At this point return to the extractor pattern we just created by clicking on the "Form submission" scrapeable file in the tree on the left, then on the "Extractor Patterns" tab. In the lower part of your screen click on the "Add Script" button. Select "Write extracted data to a file" in the column on the left, and select "After pattern is applied" in the third column. Your screen should now look like this:






Our "Write extracted data to a file" script will be invoked after screen-scraper has applied the "Form data" extractor pattern to the web page. That is, once the extractor pattern has applied as many times as it needs to (which is only once, in this case), it will invoke the script.

The curious might be wondering a bit more about the difference between "After pattern is applied" and "After each pattern application". Consider a web page that contains a table with 10 rows. We might create an extractor pattern that matches a single row in the table.
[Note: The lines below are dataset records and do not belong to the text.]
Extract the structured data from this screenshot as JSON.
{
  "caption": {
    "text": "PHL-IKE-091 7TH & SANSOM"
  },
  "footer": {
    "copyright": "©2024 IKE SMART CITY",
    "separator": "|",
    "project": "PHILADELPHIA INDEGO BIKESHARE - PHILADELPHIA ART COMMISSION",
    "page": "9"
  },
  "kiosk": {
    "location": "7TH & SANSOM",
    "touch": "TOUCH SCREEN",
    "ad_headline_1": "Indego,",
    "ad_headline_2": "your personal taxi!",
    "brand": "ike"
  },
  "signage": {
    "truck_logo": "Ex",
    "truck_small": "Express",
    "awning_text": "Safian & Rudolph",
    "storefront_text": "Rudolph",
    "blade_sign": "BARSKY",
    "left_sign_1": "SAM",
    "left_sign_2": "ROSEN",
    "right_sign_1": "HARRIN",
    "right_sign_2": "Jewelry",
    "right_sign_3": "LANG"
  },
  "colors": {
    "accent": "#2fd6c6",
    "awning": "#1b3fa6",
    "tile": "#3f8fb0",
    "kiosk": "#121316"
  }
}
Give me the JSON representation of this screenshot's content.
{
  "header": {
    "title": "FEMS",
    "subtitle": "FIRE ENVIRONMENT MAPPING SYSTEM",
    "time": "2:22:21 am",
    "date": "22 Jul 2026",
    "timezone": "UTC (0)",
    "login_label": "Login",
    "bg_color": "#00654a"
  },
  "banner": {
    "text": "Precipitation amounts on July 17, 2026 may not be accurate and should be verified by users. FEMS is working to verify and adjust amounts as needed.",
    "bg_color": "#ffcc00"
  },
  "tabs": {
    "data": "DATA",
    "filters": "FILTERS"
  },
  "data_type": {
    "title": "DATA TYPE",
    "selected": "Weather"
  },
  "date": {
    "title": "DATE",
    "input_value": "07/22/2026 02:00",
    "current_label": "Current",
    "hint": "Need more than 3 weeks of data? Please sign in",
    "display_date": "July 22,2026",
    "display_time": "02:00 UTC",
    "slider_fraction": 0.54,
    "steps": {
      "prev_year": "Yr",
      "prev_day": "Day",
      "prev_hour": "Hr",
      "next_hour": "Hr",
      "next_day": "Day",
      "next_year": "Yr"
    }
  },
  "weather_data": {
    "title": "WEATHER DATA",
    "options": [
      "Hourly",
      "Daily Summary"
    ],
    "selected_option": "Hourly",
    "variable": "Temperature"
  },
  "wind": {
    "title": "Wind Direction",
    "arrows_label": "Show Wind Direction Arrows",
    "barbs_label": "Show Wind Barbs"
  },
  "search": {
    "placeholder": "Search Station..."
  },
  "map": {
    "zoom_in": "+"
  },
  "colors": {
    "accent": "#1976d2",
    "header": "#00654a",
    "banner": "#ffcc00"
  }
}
The extractor pattern would match 10 times--one for each row in the table. If we associated a script with the extractor pattern and told it to run "After pattern is applied", the script would only get executed one time (i.e., after the pattern has matched as many times as it needs to). If we had indicated that the script should run "After each pattern application", it would get executed 10 times--one time for each match the pattern makes. In the current case, the pattern only matches one time, so it doesn't make a big difference whether we indicate "After pattern is applied" or "After each pattern application".

Tutorial 1: Page 10: Running the Completed Scraping Session

Running the Completed Scraping Session

Finally, we have everything in place to run our scraping session. Click on the "Hello World" scraping session in the tree on the left, then click on the "Log" tab. If there is existing text in the "Log" get rid of it by clicking the "Clear Log" button. Now click on the "Run Scraping Session" button. After it finishes running, take a look at the contents of the "form_submitted_text.txt" file, which will be located in the screen-scraper installation directory (e.g., C:\Program Files\screen-scraper professional edition\).

Tutorial 1: Page 11: Where to Go From Here

Where to Go From Here

Congratulations! You now have the basic core knowledge you need to scrape screens with screen-scraper. While this was a very simple example of a scraping session, we did cover most of the main principles you need to start your own project. If you have the time, we'd highly recommend continuing on to Tutorial 2: Scraping an E-commerce Site, as well as Tutorial 3: Extending Hello World. Otherwise, you may want to consider reading through some of the existing documentation as you work on your own project.